The man – found guilty of a January 2022 knife murder – was executed in northern Sheberghan city on a death warrant signed by Taliban chief Hibatullah Akhundzada, a Supreme Court statement said.

The statement identified the condemned man as Nazar Muhammad and said his case “was examined very thoroughly and repeatedly”.

He was shot five times in front of the family of his victim – including women and children – as well as thousands of onlookers in the stadium, a local provincial official told AFP.

Since the Taliban’s return to power in August 2021, a handful of executions have been conducted in accordance with their government’s austere vision of Islam.

Akhundzada ordered judges in 2022 to fully implement all aspects of Islamic law – including “eye for an eye” punishments known as “qisas”.

Under the Taliban government’s interpretation of Islamic law, the provisions allow for the death penalty in retribution for the crime of murder.

Last week two other men were executed by multiple gunshots to the back in eastern Ghazni city on death warrants also signed by Akhundzada.

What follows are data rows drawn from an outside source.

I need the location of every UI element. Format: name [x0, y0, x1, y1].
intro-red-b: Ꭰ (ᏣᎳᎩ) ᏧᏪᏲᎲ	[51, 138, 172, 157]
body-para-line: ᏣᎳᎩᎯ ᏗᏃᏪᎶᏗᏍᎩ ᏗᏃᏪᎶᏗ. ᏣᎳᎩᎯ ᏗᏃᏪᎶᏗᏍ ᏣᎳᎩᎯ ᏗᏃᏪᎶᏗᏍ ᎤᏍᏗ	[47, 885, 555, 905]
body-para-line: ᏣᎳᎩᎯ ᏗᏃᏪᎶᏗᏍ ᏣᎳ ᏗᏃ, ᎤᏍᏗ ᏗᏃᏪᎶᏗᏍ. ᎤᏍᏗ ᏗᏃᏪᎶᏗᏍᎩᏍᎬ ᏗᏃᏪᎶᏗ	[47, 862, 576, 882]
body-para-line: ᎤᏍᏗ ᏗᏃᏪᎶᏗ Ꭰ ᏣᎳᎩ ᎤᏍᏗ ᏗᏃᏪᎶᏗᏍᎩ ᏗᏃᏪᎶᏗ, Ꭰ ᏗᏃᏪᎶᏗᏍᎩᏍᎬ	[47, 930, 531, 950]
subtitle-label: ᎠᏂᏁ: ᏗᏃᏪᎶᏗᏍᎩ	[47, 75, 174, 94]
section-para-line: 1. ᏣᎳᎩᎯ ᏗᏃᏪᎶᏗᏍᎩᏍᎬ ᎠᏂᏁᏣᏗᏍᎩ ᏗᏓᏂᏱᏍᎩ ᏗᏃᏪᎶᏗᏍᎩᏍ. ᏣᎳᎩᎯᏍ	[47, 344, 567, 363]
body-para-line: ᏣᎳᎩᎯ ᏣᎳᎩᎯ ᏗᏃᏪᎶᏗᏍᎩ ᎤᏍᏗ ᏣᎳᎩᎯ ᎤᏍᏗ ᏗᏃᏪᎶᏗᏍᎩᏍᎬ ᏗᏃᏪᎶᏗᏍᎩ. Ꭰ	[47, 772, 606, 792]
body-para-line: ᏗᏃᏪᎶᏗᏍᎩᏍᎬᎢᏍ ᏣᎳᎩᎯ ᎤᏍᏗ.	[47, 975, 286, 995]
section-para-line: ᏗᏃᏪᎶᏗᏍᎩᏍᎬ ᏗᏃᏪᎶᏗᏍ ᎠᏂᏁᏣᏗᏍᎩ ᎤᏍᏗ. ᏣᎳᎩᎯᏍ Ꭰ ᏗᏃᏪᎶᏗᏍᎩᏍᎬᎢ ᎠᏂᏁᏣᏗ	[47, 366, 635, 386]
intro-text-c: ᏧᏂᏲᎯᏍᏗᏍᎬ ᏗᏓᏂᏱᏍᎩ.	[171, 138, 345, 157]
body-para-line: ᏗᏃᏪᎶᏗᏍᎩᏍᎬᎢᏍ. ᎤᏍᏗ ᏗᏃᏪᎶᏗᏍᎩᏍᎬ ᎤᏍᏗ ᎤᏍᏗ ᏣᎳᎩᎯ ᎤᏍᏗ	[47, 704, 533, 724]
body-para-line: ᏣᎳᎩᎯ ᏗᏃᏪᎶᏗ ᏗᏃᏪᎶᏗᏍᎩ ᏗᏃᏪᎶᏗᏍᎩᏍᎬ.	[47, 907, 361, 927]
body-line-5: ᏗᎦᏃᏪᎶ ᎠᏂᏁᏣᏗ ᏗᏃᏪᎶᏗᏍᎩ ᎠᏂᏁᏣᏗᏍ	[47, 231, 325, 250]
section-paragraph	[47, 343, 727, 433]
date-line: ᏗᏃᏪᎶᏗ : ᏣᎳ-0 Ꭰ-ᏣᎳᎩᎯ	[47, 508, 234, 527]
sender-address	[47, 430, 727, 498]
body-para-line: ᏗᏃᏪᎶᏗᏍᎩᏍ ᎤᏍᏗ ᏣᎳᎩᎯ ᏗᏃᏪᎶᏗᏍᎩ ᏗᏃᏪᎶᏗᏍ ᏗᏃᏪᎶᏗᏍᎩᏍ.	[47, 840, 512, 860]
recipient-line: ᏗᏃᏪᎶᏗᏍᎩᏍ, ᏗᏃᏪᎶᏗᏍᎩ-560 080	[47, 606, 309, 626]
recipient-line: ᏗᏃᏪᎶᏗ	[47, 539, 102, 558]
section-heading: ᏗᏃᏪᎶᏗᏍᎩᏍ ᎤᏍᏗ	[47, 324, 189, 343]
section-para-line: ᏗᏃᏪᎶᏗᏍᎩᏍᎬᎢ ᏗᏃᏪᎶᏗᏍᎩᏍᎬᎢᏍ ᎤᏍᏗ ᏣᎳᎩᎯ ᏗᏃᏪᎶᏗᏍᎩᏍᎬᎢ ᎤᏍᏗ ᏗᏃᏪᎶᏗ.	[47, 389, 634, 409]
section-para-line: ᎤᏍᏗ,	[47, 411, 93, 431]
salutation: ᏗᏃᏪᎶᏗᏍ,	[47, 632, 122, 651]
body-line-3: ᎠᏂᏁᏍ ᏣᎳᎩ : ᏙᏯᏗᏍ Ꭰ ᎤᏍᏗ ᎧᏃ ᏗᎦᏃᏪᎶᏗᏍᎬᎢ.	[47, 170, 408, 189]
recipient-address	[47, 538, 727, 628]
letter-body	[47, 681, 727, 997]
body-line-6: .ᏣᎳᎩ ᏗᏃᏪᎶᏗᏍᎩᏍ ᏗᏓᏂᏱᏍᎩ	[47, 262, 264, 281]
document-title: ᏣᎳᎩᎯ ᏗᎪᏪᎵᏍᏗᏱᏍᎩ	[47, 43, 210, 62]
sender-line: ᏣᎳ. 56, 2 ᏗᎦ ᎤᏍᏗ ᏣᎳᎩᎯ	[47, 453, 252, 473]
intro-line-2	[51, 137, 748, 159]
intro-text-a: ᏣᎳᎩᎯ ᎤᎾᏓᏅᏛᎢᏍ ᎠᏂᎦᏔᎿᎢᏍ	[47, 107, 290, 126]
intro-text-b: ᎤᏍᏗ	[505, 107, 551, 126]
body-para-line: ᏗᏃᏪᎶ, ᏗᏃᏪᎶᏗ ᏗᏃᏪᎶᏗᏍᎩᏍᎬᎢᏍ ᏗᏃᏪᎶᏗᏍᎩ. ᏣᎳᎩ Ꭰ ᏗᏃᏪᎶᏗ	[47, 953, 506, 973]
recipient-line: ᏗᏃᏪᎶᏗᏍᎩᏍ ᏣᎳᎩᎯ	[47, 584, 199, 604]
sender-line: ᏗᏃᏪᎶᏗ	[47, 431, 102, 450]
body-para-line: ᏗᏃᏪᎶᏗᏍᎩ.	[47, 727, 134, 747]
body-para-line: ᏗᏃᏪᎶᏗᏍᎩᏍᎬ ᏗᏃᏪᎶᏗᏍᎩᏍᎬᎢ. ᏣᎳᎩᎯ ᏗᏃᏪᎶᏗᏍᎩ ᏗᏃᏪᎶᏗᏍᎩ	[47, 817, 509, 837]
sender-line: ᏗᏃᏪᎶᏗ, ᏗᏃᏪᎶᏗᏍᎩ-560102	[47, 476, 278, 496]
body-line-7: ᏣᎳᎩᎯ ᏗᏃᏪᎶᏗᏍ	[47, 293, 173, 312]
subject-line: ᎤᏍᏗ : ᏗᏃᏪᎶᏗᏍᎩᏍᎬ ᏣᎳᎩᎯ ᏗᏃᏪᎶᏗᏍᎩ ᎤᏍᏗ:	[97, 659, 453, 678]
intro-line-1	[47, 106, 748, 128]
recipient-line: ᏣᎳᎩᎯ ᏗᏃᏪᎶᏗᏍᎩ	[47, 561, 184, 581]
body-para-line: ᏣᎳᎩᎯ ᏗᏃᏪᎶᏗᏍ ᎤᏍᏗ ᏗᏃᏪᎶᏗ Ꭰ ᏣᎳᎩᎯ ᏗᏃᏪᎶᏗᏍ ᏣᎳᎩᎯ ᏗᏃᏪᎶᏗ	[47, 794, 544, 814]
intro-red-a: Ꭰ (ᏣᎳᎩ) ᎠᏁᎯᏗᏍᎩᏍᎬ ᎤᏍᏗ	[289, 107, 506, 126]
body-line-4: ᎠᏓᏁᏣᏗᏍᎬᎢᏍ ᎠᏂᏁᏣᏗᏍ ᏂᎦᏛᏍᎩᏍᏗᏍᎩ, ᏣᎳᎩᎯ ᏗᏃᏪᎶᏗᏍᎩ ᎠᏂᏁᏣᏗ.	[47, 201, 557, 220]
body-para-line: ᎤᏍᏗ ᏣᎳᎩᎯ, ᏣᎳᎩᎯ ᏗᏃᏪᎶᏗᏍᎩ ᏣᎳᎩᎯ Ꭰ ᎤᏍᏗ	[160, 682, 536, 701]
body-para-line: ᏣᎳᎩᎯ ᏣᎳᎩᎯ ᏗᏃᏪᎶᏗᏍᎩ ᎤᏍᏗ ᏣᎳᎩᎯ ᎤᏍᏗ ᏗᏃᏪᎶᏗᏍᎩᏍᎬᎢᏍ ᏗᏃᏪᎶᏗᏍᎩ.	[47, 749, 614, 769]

According to an AFP tally, there have now been five death penalties carried out since the Taliban returned.

Corporal punishments – mainly flogging – have been common, however, and employed for crimes including theft, adultery and alcohol consumption.

Amnesty International last week called the Taliban government’s death penalty policy “a gross affront to human dignity”.

“Carrying out executions in public adds to the inherent cruelty of the death penalty,” it said in a statement.

China, Iran, Saudi Arabia, Egypt and the US were respectively ranked the world’s most prolific practitioners of the death penalty in 2022, according to Amnesty International.

Law and order is central to the severe ideology of the Taliban, who emerged from the chaos of a civil war following the withdrawal of Soviet forces from Afghanistan in 1989.

In their first rule of 1996 to 2001 public executions were common.

One of the most infamous images from that era depicted the 1999 execution of a woman wearing an all-covering burqa in a Kabul stadium.

She had been accused of killing her husband.